Julie Andrews & James Garner in a Blake Edwards
Review created: 06/19/06(updated 12/18/06)
53 of 53 people found this review helpful.
Notorious for his trademark farcical style, Blake Edwards directs his wife (Julie Andrews) who stars as a starving British entertainer Victoria Grant in a shrewd musical comedy. During a near starvation fainting spell outside a 1930's Paris restaurant, in pounding rain, Victoria is revived and befriended by a scheming, gilted, gay entertainer with a cold, Toddy (Robert Preston).
During a vision he has for her to earn money, he changes her image from a woman to a man; then presents her to the gay Paris cabaret world as a female impersonator: Victor/Victoria. Victoria becomes a soprano woman pretending to be a castrati gay man who is pretending to be a straight woman! She's doing double-reverse drag! S/he is the toast of the town.
Lesley Anne Warren plays a perfectly farcical blonde-bimbo slut, Norma, who knows and accepts more about gender and sexuality than most would guess. She is barely tolerated and shunned by her big time gangster "boyfriend" King Marchan (James Garner) of Chicago's mob scene. And she has a humorous wild tendency to through violent fits.

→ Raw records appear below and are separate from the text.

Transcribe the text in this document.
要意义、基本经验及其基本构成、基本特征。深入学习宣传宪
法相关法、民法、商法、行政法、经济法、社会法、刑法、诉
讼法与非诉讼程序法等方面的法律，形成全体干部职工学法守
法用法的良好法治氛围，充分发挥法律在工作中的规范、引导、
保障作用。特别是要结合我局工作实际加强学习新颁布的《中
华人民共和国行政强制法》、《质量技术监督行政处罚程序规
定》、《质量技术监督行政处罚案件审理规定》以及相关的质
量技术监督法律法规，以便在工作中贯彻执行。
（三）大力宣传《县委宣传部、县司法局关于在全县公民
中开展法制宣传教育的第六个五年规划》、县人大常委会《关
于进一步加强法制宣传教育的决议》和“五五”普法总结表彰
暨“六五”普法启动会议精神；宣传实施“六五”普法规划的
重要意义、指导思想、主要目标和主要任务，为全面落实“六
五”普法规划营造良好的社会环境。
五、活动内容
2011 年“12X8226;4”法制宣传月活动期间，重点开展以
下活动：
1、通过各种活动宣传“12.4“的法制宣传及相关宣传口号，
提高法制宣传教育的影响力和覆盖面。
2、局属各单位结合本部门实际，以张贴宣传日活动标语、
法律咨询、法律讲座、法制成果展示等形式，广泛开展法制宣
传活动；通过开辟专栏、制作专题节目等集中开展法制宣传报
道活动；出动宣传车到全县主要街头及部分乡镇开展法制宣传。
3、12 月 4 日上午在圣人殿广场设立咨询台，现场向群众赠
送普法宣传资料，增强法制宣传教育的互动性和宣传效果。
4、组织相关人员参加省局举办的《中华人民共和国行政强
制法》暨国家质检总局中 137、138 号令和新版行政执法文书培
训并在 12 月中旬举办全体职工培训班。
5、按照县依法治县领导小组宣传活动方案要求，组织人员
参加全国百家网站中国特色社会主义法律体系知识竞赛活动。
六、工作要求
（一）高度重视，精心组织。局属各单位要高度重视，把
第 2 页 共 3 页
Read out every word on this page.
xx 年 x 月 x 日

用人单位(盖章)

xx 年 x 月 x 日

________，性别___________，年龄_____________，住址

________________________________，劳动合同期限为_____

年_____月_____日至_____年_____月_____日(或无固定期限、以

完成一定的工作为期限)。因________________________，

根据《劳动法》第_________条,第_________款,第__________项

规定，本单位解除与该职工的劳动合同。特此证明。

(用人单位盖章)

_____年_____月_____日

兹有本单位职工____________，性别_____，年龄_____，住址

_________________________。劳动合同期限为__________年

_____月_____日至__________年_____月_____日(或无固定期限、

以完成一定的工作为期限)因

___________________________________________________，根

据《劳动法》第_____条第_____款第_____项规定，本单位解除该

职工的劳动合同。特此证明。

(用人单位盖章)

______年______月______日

During their visit to gay Paris and the underworld nightclub scene where transvestites, transsexuals, gays, lesbians, and liberal straights all mingle peaceful and merrily together, Marchan takes special notice of Victor/Victoria, not being able to believe that s/he is a man; mostly likely because he finds he/r attractive.
Since Marchan seems nearly obsessed with trying to understand his attraction to a transvestite, he begins to investigate Toddy and Victoria's suite. Squash (Alex Karras), Marchan's bodyguard, also investigates the highbrow Paris suite of Victoria and Toddy, who remain friends and roommates living together with Toddy as Victoria's mentor and best friend.
As both Marchan and Squash try playing bumbling detectives to discover who or what really is donning those gay cabaret ultra-femme costumes, their farcical acts make Blake's trademark score another hit.
Throughout this show Blake brings into question the meanings of gender and sexualities, what attraction is based upon, what class and status are all about, and what comprises friendship. Well ahead of its time on the big screen and long before it was ever on DVD, he got away with it by making it a farce instead of an overtly serious social critique.
For farcical effect, Blake's signature work with actors like Peter Sellers is usually willing to let the breaks in his direction be evident. However, this time, in Victor/Victoria, Edwards' style shifts to silky smooth, thereby nearly being repentant for his earlier films that have mercilessly mocked gender and sexual variance.
Preston's playfully queer performance as Victoria's mentor is dead on point and takes the cake among the all-star cast of men. But without question, Julie Andrews surpasses every other musical she's done, while Blake brings out her talent as a dancer and singer who can cross genders with farce. Victor/Victoria is a timeless classic, most especially since Andrews will not be singing those ultra high soprano notes again since her surgical vocal chord accident permanently lowered and rasped her gorgeous voice.